Commentary on “progressive puritanism”, ”safe Spaces” and the San Francisco school board

Bari Weiss:

Arnautoff, who had assisted Diego Rivera in Mexico, was a committed Communist. “‘Art for art’s sake’ or art as perfume have never appealed to me,” he said in 1935. “The artist is a critic of society.”

This is why his freshly banned work, “Life of Washington,” does not show the clichéd image of our first president kneeling in prayer at Valley Forge. Instead, the 13-panel, 1,600-square-foot mural, which was painted in 1936 in the just-built George Washington High School, depicts his slaves picking cotton in the fields of Mount Vernon and a group of colonizers walking past the corpse of a Native American.

“At the time, high school history classes typically ignored the incongruity that Washington and others among the nation’s founders subscribed to the declaration that ‘all men are created equal’ and yet owned other human beings as chattel,” Robert W. Cherny writes in “Victor Arnautoff and the Politics of Art.”

In other words, Arnautoff’s purpose was to unsettle the viewer, to provoke young people into looking at American history from a different, darker perspective. Over the past months, art historians, New Deal scholars and even a group called the Congress of Russian Americans have tried to make exactly that point.

“This is a radical and critical work of art,” the school’s alumni association argued. “There are many New Deal murals depicting the founding of our country; very few even acknowledge slavery or the Native genocide.
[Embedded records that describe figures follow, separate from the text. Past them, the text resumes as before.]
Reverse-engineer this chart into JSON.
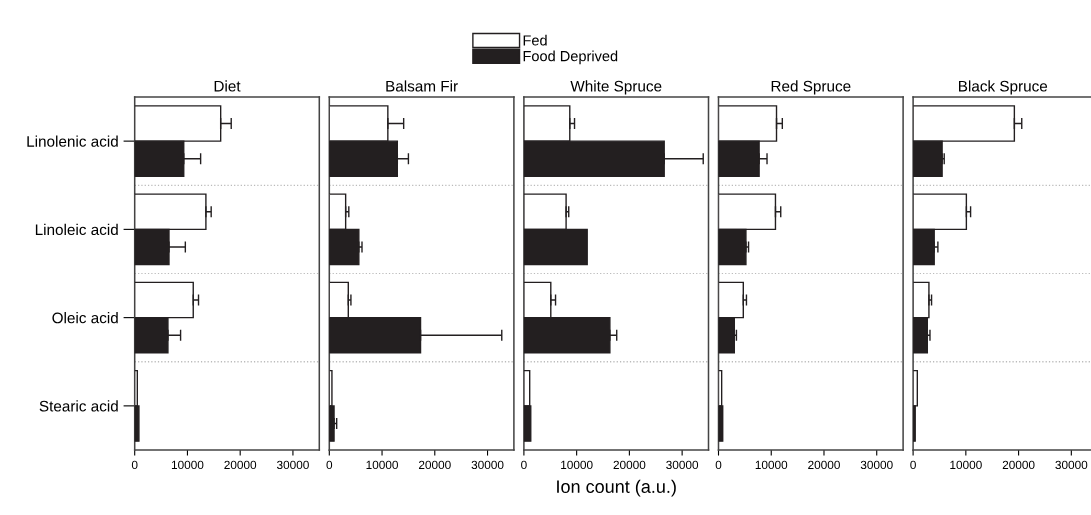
{
  "chart_data": [
    {
      "type": "bar",
      "orientation": "horizontal",
      "title": "Diet",
      "legend": "top",
      "categories": [
        "Linolenic acid",
        "Linoleic acid",
        "Oleic acid",
        "Stearic acid"
      ],
      "xlim": [
        0,
        35000
      ],
      "xticks": [
        0,
        10000,
        20000,
        30000
      ],
      "grid": "y",
      "series": [
        {
          "name": "Fed",
          "color": "#ffffff",
          "values": [
            16300,
            13500,
            11100,
            500
          ],
          "errors": [
            2000,
            1000,
            1000,
            null
          ]
        },
        {
          "name": "Food Deprived",
          "color": "#231f20",
          "values": [
            9300,
            6500,
            6300,
            800
          ],
          "errors": [
            3200,
            3100,
            2400,
            null
          ]
        }
      ]
    },
    {
      "type": "bar",
      "orientation": "horizontal",
      "title": "Balsam Fir",
      "categories": [
        null,
        null,
        null,
        null
      ],
      "xlim": [
        0,
        35000
      ],
      "xticks": [
        0,
        10000,
        20000,
        30000
      ],
      "grid": "y",
      "tick_labels": "x",
      "series": [
        {
          "color": "#ffffff",
          "values": [
            11100,
            3100,
            3600,
            500
          ],
          "errors": [
            3000,
            600,
            500,
            null
          ]
        },
        {
          "color": "#231f20",
          "values": [
            12900,
            5600,
            17300,
            900
          ],
          "errors": [
            2100,
            600,
            15400,
            500
          ]
        }
      ]
    },
    {
      "type": "bar",
      "orientation": "horizontal",
      "title": "White Spruce",
      "xlabel": "Ion count (a.u.)",
      "categories": [
        null,
        null,
        null,
        null
      ],
      "xlim": [
        0,
        35000
      ],
      "xticks": [
        0,
        10000,
        20000,
        30000
      ],
      "grid": "y",
      "tick_labels": "x",
      "series": [
        {
          "color": "#ffffff",
          "values": [
            8700,
            8000,
            5100,
            1100
          ],
          "errors": [
            900,
            500,
            900,
            null
          ]
        },
        {
          "color": "#231f20",
          "values": [
            26600,
            12000,
            16300,
            1300
          ],
          "errors": [
            7400,
            null,
            1300,
            null
          ]
        }
      ]
    },
    {
      "type": "bar",
      "orientation": "horizontal",
      "title": "Red Spruce",
      "categories": [
        null,
        null,
        null,
        null
      ],
      "xlim": [
        0,
        35000
      ],
      "xticks": [
        0,
        10000,
        20000,
        30000
      ],
      "grid": "y",
      "tick_labels": "x",
      "series": [
        {
          "color": "#ffffff",
          "values": [
            11000,
            10800,
            4700,
            600
          ],
          "errors": [
            1100,
            1000,
            600,
            null
          ]
        },
        {
          "color": "#231f20",
          "values": [
            7700,
            5200,
            3000,
            800
          ],
          "errors": [
            1500,
            500,
            400,
            null
          ]
        }
      ]
    },
    {
      "type": "bar",
      "orientation": "horizontal",
      "title": "Black Spruce",
      "categories": [
        null,
        null,
        null,
        null
      ],
      "xlim": [
        0,
        34000
      ],
      "xticks": [
        0,
        10000,
        20000,
        30000
      ],
      "grid": "y",
      "tick_labels": "x",
      "series": [
        {
          "color": "#ffffff",
          "values": [
            19200,
            10100,
            3000,
            800
          ],
          "errors": [
            1400,
            800,
            500,
            null
          ]
        },
        {
          "color": "#231f20",
          "values": [
            5500,
            4000,
            2700,
            400
          ],
          "errors": [
            400,
            700,
            500,
            null
          ]
        }
      ]
    }
  ]
}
The Arnautoff murals should be preserved for their artistic, historical and educational value. Whitewashing them will simply result in another ‘whitewash’ of the full truth about American history.”

Such appeals to reason and history failed to sway the school board. On Tuesday, it dismissed the option to pull an Ashcroft and simply cover the murals, instead voting unanimously to paint them over.

One of the commissioners, Faauuga Moliga, said before the vote on Tuesday that his chief concern was that “kids are mentally and emotionally feeling safe at their schools.” Thus he wanted “the murals to be painted down.” Mark Sanchez, the school board’s vice president, later told me that simply concealing the murals wasn’t an option because it would “allow for the possibility of them being uncovered in the future.” Destroying them was worth it regardless of the cost, he argued at the hearing, saying, “This is reparations.”

These and other explanations from the board’s members reflected the logic of the Reflection and Action Working Group, a committee of activists, students, artists and others put together last year by the district. Arnautoff’s work, the group concluded in February, “glorifies slavery, genocide, colonization, Manifest Destiny, white supremacy, oppression, etc.” The art does not reflect “social justice,” the group said, and it “is not student-centered if it’s focused on the legacy of artists, rather than the experience of the students.”

And yet many of the school’s actual students seemed to disagree. Of 49 freshmen asked to write about the murals, according to The Times, only four supported their removal. John M. Strain, an English teacher, told The Times’s Carol Pogash that his students “feel bad about offending people but they almost universally don’t think the answer is to erase it.”

Which makes one wonder who these bureaucrats actually seek to protect. Is it the students? Or could it also be their reputations, given that those in favor of preserving the murals are being smeared as racists?